For the quarter ended 31 March, investment income reached MYR8.8bn (€2bn), compared with MYR5.6bn in the corresponding quarter in 2013.
About 52% of the fund is invested in fixed income instruments, 43% in equities and the rest in money market instruments, real estate and infrastructure.
Overseas exposure constitutes 21% of total investment assets.
Returns from the fund’s global investments make up about 27% of all income generated.
As at March 31, investment assets stood at about MYR600bn, an 11.3% increase from the year-earlier period.
During the quarter under review, the fund’s equity portfolio was the biggest contributor, generating an investment income of MYR4.8bn, compared with MYR1.9bn in Q1 2013.
Chief executive Datuk Shahril Ridza Ridzuan said: “High trading volume and liquidity in the equity markets, particularly global developed markets, provided us with timely opportunities to realise gains from earlier equity investments.

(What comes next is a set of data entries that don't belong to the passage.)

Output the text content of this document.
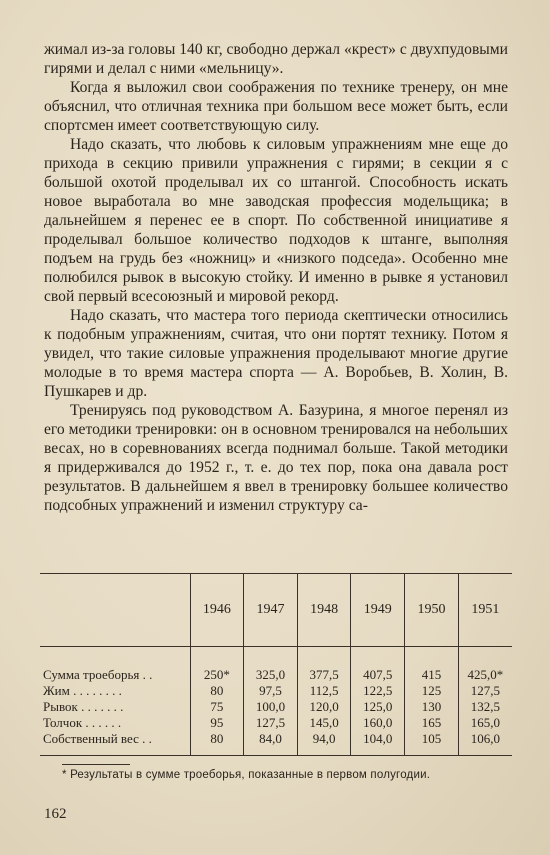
жимал из-за головы 140 кг, свободно держал «крест» с двухпудовыми гирями и делал с ними «мельницу».

Когда я выложил свои соображения по технике тренеру, он мне объяснил, что отличная техника при большом весе может быть, если спортсмен имеет соответствующую силу.

Надо сказать, что любовь к силовым упражнениям мне еще до прихода в секцию привили упражнения с гирями; в секции я с большой охотой проделывал их со штангой. Способность искать новое выработала во мне заводская профессия модельщика; в дальнейшем я перенес ее в спорт. По собственной инициативе я проделывал большое количество подходов к штанге, выполняя подъем на грудь без «ножниц» и «низкого подседа». Особенно мне полюбился рывок в высокую стойку. И именно в рывке я установил свой первый всесоюзный и мировой рекорд.

Надо сказать, что мастера того периода скептически относились к подобным упражнениям, считая, что они портят технику. Потом я увидел, что такие силовые упражнения проделывают многие другие молодые в то время мастера спорта — А. Воробьев, В. Холин, В. Пушкарев и др.

Тренируясь под руководством А. Базурина, я многое перенял из его методики тренировки: он в основном тренировался на небольших весах, но в соревнованиях всегда поднимал больше. Такой методики я придерживался до 1952 г., т. е. до тех пор, пока она давала рост результатов. В дальнейшем я ввел в тренировку большее количество подсобных упражнений и изменил структуру са-

	1946	1947	1948	1949	1950	1951
Сумма троеборья . .	250*	325,0	377,5	407,5	415	425,0*
Жим . . . . . . . .	80	97,5	112,5	122,5	125	127,5
Рывок . . . . . . .	75	100,0	120,0	125,0	130	132,5
Толчок . . . . . .	95	127,5	145,0	160,0	165	165,0
Собственный вес . .	80	84,0	94,0	104,0	105	106,0
* Результаты в сумме троеборья, показанные в первом полугодии.
162
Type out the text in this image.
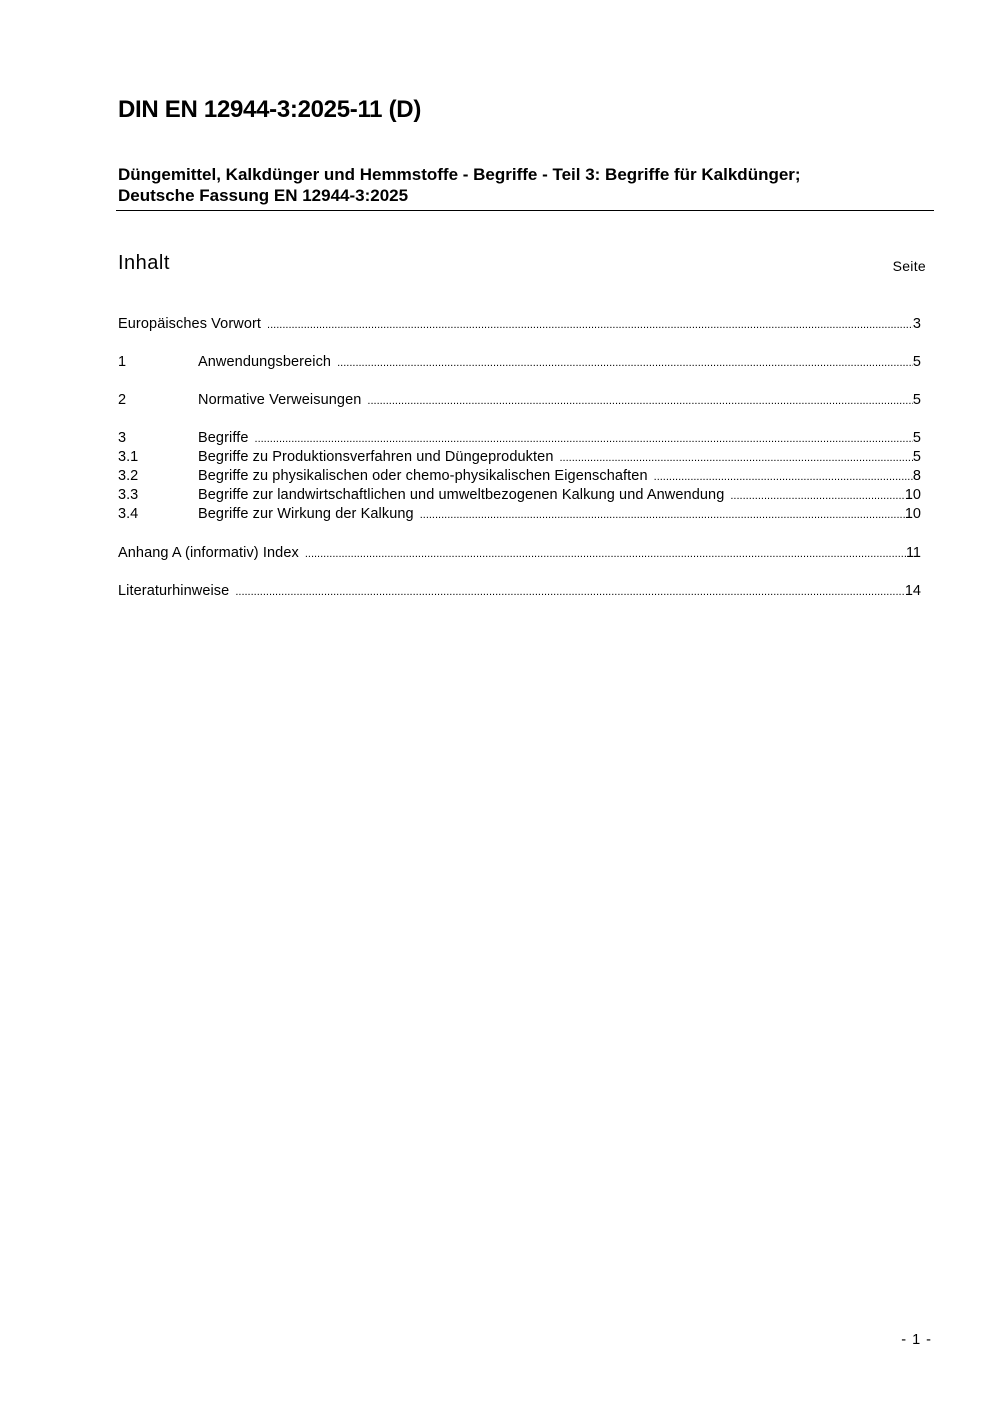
DIN EN 12944-3:2025-11 (D)
Düngemittel, Kalkdünger und Hemmstoffe - Begriffe - Teil 3: Begriffe für Kalkdünger;
Deutsche Fassung EN 12944-3:2025
Inhalt	Seite
Europäisches Vorwort .....	3
1	Anwendungsbereich .....	5
2	Normative Verweisungen .....	5
3	Begriffe .....	5
3.1	Begriffe zu Produktionsverfahren und Düngeprodukten .....	5
3.2	Begriffe zu physikalischen oder chemo-physikalischen Eigenschaften .....	8
3.3	Begriffe zur landwirtschaftlichen und umweltbezogenen Kalkung und Anwendung .....	10
3.4	Begriffe zur Wirkung der Kalkung .....	10
Anhang A (informativ) Index .....	11
Literaturhinweise .....	14
- 1 -
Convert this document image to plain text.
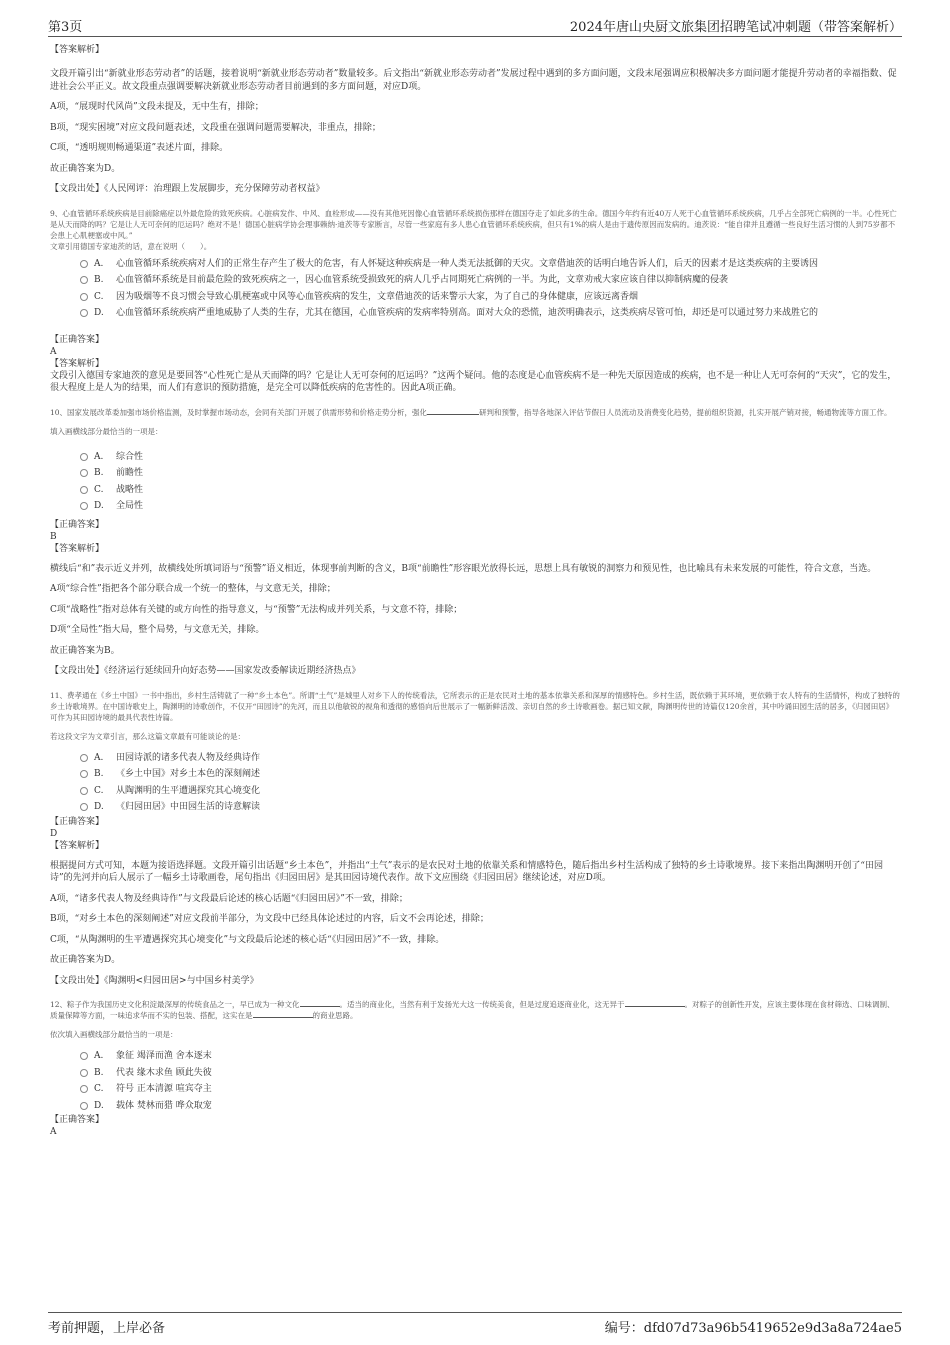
第3页	2024年唐山央厨文旅集团招聘笔试冲刺题（带答案解析）

【答案解析】

文段开篇引出“新就业形态劳动者”的话题，接着说明“新就业形态劳动者”数量较多。后文指出“新就业形态劳动者”发展过程中遇到的多方面问题，文段末尾强调应积极解决多方面问题才能提升劳动者的幸福指数、促进社会公平正义。故文段重点强调要解决新就业形态劳动者目前遇到的多方面问题，对应D项。

A项，“展现时代风尚”文段未提及，无中生有，排除；

B项，“现实困境”对应文段问题表述，文段重在强调问题需要解决，非重点，排除；

C项，“透明规则畅通渠道”表述片面，排除。

故正确答案为D。

【文段出处】《人民网评：治理跟上发展脚步，充分保障劳动者权益》

9、心血管循环系统疾病是目前除癌症以外最危险的致死疾病。心脏病发作、中风、血栓形成——没有其他死因像心血管循环系统损伤那样在德国夺走了如此多的生命。德国今年约有近40万人死于心血管循环系统疾病，几乎占全部死亡病例的一半。心性死亡是从天而降的吗？它是让人无可奈何的厄运吗？绝对不是！德国心脏病学协会理事赖纳·迪茨等专家断言，尽管一些家庭有多人患心血管循环系统疾病，但只有1%的病人是由于遗传原因而发病的。迪茨说：“能自律并且遵循一些良好生活习惯的人到75岁都不会患上心肌梗塞或中风。”

文章引用德国专家迪茨的话，意在说明（　　）。

A.	心血管循环系统疾病对人们的正常生存产生了极大的危害，有人怀疑这种疾病是一种人类无法抵御的天灾。文章借迪茨的话明白地告诉人们，后天的因素才是这类疾病的主要诱因
B.	心血管循环系统是目前最危险的致死疾病之一，因心血管系统受损致死的病人几乎占同期死亡病例的一半。为此，文章劝戒大家应该自律以抑制病魔的侵袭
C.	因为吸烟等不良习惯会导致心肌梗塞或中风等心血管疾病的发生，文章借迪茨的话来警示大家，为了自己的身体健康，应该远离香烟
D.	心血管循环系统疾病严重地威胁了人类的生存，尤其在德国，心血管疾病的发病率特别高。面对大众的恐慌，迪茨明确表示，这类疾病尽管可怕，却还是可以通过努力来战胜它的

【正确答案】

A

【答案解析】

文段引入德国专家迪茨的意见是要回答“心性死亡是从天而降的吗？它是让人无可奈何的厄运吗？”这两个疑问。他的态度是心血管疾病不是一种先天原因造成的疾病，也不是一种让人无可奈何的“天灾”，它的发生，很大程度上是人为的结果，而人们有意识的预防措施，是完全可以降低疾病的危害性的。因此A项正确。

10、国家发展改革委加强市场价格监测，及时掌握市场动态，会同有关部门开展了供需形势和价格走势分析，强化	研判和预警，指导各地深入评估节假日人员流动及消费变化趋势，提前组织货源，扎实开展产销对接，畅通物流等方面工作。

填入画横线部分最恰当的一项是：

A.	综合性
B.	前瞻性
C.	战略性
D.	全局性

【正确答案】

B

【答案解析】

横线后“和”表示近义并列，故横线处所填词语与“预警”语义相近，体现事前判断的含义，B项“前瞻性”形容眼光放得长远，思想上具有敏锐的洞察力和预见性，也比喻具有未来发展的可能性，符合文意，当选。

A项“综合性”指把各个部分联合成一个统一的整体，与文意无关，排除；

C项“战略性”指对总体有关键的或方向性的指导意义，与“预警”无法构成并列关系，与文意不符，排除；

D项“全局性”指大局，整个局势，与文意无关，排除。

故正确答案为B。

【文段出处】《经济运行延续回升向好态势——国家发改委解读近期经济热点》

11、费孝通在《乡土中国》一书中指出，乡村生活铸就了一种“乡土本色”。所谓“土气”是城里人对乡下人的传统看法，它所表示的正是农民对土地的基本依靠关系和深厚的情感特色。乡村生活，既依赖于其环境，更依赖于农人特有的生活情怀，构成了独特的乡土诗歌境界。在中国诗歌史上，陶渊明的诗歌创作，不仅开“田园诗”的先河，而且以他敏锐的视角和透彻的感悟向后世展示了一幅新鲜活泼、亲切自然的乡土诗歌画卷。据已知文献，陶渊明传世的诗篇仅120余首，其中吟诵田园生活的居多，《归园田居》可作为其田园诗境的最具代表性诗篇。

若这段文字为文章引言，那么这篇文章最有可能谈论的是：

A.	田园诗派的诸多代表人物及经典诗作
B.	《乡土中国》对乡土本色的深刻阐述
C.	从陶渊明的生平遭遇探究其心境变化
D.	《归园田居》中田园生活的诗意解读

【正确答案】

D

【答案解析】

根据提问方式可知，本题为接语选择题。文段开篇引出话题“乡土本色”，并指出“土气”表示的是农民对土地的依靠关系和情感特色，随后指出乡村生活构成了独特的乡土诗歌境界。接下来指出陶渊明开创了“田园诗”的先河并向后人展示了一幅乡土诗歌画卷，尾句指出《归园田居》是其田园诗境代表作。故下文应围绕《归园田居》继续论述，对应D项。

A项，“诸多代表人物及经典诗作”与文段最后论述的核心话题“《归园田居》”不一致，排除；

B项，“对乡土本色的深刻阐述”对应文段前半部分，为文段中已经具体论述过的内容，后文不会再论述，排除；

C项，“从陶渊明的生平遭遇探究其心境变化”与文段最后论述的核心话“《归园田居》”不一致，排除。

故正确答案为D。

【文段出处】《陶渊明<归园田居>与中国乡村美学》

12、粽子作为我国历史文化积淀最深厚的传统食品之一，早已成为一种文化	。适当的商业化，当然有利于发扬光大这一传统美食，但是过度追逐商业化，这无异于	。对粽子的创新性开发，应该主要体现在食材筛选、口味调制、质量保障等方面，一味追求华而不实的包装、搭配，这实在是	的商业思路。

依次填入画横线部分最恰当的一项是：

A.	象征 竭泽而渔 舍本逐末
B.	代表 缘木求鱼 顾此失彼
C.	符号 正本清源 喧宾夺主
D.	载体 焚林而猎 哗众取宠

【正确答案】

A

考前押题，上岸必备	编号：dfd07d73a96b5419652e9d3a8a724ae5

“In addition, we benefited from a steady stream of dividends received from the listed companies we invested in.”
Income from real estate and infrastructure increased by 37%, while returns from loans and bonds climbed 4%.
The EPF said the marginal increase in income was primarily due to maturing investments reinvested at lower rates given the low interest rate regime.
Income from Malaysian government securities and equivalents increased by 4%, while money market instruments contributed almost MYR80m in the quarter under review.
Commenting on the outlook for the rest of the year, Shahril said: “Although we are optimistic the Malaysian economy will record better growth this year on expectations of export recovery supported by resilient domestic demand, we remain vigilant, particularly over the uncertainties surrounding the movements of capital as long-term interest rates adjust following recovery in key markets.”